1. The Profundity of Rear Window
On top of all this, I personally find Alfred Hitchcock’s Rear Window to be a profoundly moving meditation on the ways in which our lives intersect with those around us. For the overwhelming majority of the characters in Rear Window—the neighbors of J.B. Jefferies who populate the various windows he peers through—we never even see them within twenty feet of the camera. And yet, I feel I know them. Through John Michael Hayes’ fantastically nuanced script and Hitchcock’s own unambiguous fascination with exploring the lives of these people through the images they both knowingly and unknowingly project to the world, we come to see the trials, tribulations, and triumphs of characters whose real names we never even learn.
To me, the most moving part of all this is the way Hitchcock allows their lives to bleed into one another’s. The piano melodies that the struggling musician plays throughout the film, which so powerfully affect the mood of both Grace Kelly’s character and the film itself, ultimately enrich the lives of everyone in the apartment building. This very music, which saves ‘Ms. Lonely Hearts’ from committing suicide by the film’s end, serves as a beacon of hope that the struggling musician never even knew he was providing for her.

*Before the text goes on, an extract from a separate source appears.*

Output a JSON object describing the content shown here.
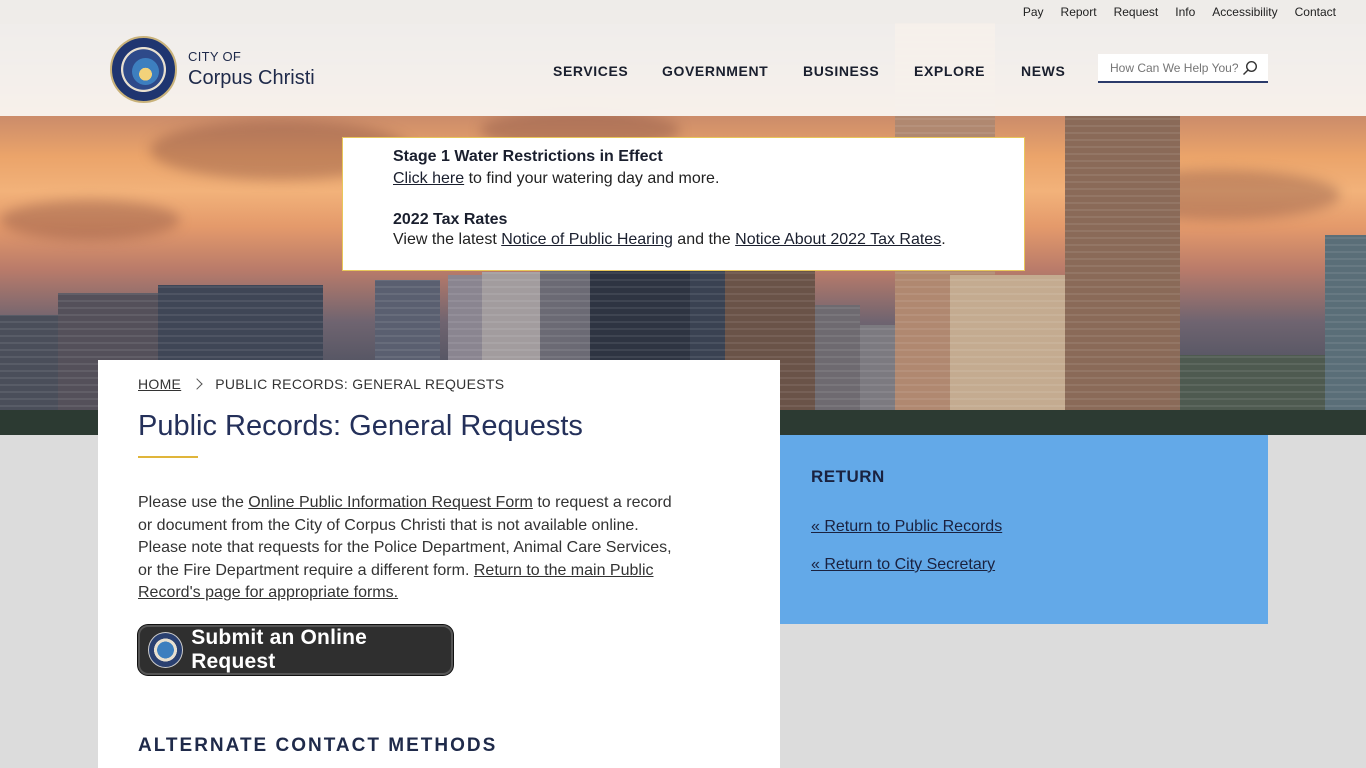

Sometimes, the most minute interactions can have a monumental impact on us as human beings, and Rear Window is a film that turns the world outside J.B. Jefferies’ window into a mosaic of authentic, yearning, and achingly human interactions.
RGM GRADE
(A+)
Movies simply do not get better than Rear Window. It is both one of Hitchcock’s finest achievements—a potent distillation of the distinct kind of orchestrated cinematic suspense that he built a career upon—and a unique glimpse into the life of the artist himself. One does not have to look very hard to see a lot of Hitchcock in J.B. Jefferies: a man who views the world around him not as people to interact with, but as objects to look upon through lenses and discretion. He makes a voyeur out of all of us, but in turn, he also reveals a great deal about himself. As Jefferies himself says in the film, “Of course, they can do the same thing to me. Watch me like a bug under a glass if they want to.” Indeed, in Rear Window, Hitchcock himself is on full display.